Isaiah 58:1

True Fasts and Sabbaths

1 "Call with [the] throat; you must not keep back! lift up your voice like [a] trumpet, and declare to my people their rebellion, and to the house of Jacob their sins.

Isaiah 58:1 Meaning and Commentary

Isaiah 58:1

Cry aloud, spare not, lift up thy voice like a trumpet
These words are directed to the prophet; and so the Targum expresses it,

``O prophet, cry with thy throat;''
and so it is in the original, "cry with the throat" F4, which is an instrument of speech; and it denotes a loud, strong, vehement cry, when a man exerts his voice, and as it were rends his throat, that he may be heard; as well as it shows the intenseness of his spirit, and the vehemence of his affections, and the importance of what he delivers; and this the prophet is encouraged to do, and "spare not", the voice, throat, or his lungs, nor the people neither he was sent unto; or, "cease not", as the Targum, refrain not from speaking, "cease not crying"; so Ben Melech: "lift up thy voice like a trumpet"; like the voice or sound of a trumpet, which is heard afar, and gives an alarm; and to which the Gospel ministry is sometimes compared, ( Isaiah 27:13 ) all which shows the manner in which the ministers of the word should deliver it, publicly, boldly, with ardour and affection; and also the deafness and stupidity of the people which require it: and show my people their transgression, and the house of Jacob their
sins;
by whom are meant the professing people of God, the present reformed churches, as distinguished from the antichristian ones, spoken of in the preceding chapter; who yet are guilty of many sins and transgressions, which must be showed them, and they must be sharply reproved for; and particularly their coldness and deadness, formality and hypocrisy in religious worship; their "works not being perfect" before God, or sincere and upright, as is said of the Sardian church, which designs the same persons, ( Revelation 3:1 Revelation 3:2 ) . In the Talmud F5 the words are thus paraphrased, "shew my people their transgression"; these are the disciples of the wise men, whose sins of error or ignorance become to them presumptuous ones; "and the house of Jacob their sins"; these are the people of the earth, or the common people, whose presumptuous sins become to them as sins of ignorance.
FOOTNOTES:

F4 (Nwrgb arq) "clama in gutture", Pagninus, Montanus; "exclama gutture", Junius & Tremellius; "exclama pleno gutture", Piscator; "clama pleno gut ture", Cocceius.
F5 T. Bab.

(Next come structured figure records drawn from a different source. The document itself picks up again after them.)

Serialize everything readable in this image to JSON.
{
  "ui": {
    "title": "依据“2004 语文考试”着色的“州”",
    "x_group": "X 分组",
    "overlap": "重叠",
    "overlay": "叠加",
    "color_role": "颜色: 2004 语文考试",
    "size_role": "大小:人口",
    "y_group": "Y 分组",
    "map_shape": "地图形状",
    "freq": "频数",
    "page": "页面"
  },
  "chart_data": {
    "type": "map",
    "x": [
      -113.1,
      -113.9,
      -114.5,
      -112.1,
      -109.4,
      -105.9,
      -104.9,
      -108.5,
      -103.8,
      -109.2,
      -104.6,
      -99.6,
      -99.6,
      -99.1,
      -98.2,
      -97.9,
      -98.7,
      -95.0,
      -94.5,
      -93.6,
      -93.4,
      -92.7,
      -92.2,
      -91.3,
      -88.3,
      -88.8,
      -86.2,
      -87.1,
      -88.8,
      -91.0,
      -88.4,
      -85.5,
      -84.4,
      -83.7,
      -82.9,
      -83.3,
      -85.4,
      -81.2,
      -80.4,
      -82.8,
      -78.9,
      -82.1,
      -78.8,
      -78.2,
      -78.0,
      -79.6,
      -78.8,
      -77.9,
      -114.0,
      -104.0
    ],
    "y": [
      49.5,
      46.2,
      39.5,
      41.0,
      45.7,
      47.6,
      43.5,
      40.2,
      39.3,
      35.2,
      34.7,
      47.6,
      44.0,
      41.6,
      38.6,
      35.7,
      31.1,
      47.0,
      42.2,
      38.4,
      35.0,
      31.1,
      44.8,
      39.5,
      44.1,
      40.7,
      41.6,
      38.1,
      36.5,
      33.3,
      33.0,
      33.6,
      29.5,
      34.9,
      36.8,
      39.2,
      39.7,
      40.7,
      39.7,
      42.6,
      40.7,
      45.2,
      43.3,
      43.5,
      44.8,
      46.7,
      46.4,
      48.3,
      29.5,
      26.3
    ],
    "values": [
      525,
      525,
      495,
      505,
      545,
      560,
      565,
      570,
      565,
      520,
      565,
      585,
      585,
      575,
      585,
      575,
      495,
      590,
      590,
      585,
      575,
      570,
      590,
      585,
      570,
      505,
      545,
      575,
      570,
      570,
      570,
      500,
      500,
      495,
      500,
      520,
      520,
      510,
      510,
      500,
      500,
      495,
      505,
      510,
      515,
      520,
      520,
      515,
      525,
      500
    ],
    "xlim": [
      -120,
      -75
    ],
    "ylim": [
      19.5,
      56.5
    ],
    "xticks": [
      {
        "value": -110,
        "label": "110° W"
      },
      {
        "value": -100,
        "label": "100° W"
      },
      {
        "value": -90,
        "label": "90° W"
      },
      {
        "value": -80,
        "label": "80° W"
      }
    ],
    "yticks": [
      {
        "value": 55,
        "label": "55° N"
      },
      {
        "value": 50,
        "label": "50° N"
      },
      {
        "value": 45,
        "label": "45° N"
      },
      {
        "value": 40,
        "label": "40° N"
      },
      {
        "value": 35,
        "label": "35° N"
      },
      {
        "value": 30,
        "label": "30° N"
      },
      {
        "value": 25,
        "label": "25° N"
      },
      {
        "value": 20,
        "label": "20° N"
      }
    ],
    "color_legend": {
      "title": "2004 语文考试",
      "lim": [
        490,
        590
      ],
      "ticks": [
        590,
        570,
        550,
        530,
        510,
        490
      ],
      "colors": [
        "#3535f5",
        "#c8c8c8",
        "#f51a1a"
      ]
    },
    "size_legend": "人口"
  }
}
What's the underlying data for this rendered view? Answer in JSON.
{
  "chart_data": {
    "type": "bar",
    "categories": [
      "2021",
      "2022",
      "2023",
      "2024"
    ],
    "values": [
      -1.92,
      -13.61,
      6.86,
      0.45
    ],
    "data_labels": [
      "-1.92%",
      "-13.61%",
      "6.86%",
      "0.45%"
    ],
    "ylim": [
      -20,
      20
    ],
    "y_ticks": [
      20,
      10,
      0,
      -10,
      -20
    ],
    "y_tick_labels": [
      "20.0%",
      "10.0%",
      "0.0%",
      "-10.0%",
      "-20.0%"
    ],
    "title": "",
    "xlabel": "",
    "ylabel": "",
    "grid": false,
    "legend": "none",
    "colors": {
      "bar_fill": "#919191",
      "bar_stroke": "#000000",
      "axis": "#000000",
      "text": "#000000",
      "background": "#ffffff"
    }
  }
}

Metzia, fol. 33. 2.

Isaiah 58:1 In-Context

1 "Call with [the] throat; you must not keep back! lift up your voice like [a] trumpet, and declare to my people their rebellion, and to the house of Jacob their sins.
2 Yet they seek me day [by] day, and they desire the knowledge of my ways like a nation that {practiced} righteousness, and had not forsaken the judgment of its God; they ask me for {righteous judgments}, they desire the closeness of God.
3 'Why do we fast, and you do not see [it]? We humiliate our soul, and you do not notice [it]?' Look! You find delight on the day of your fast, and you oppress all your workers!
4 Look! You fast to quarrel and strife, and to strike with a {wicked fist}. You shall not fast as [you do] {today}, to {make your voice heard} on the height.
5 Is [the] fast I choose like this, a day for humankind to humiliate {himself}? To bow his head like a reed, and {make} his bed [on] sackcloth and ashes; you call this a fast and a day of pleasure to Yahweh?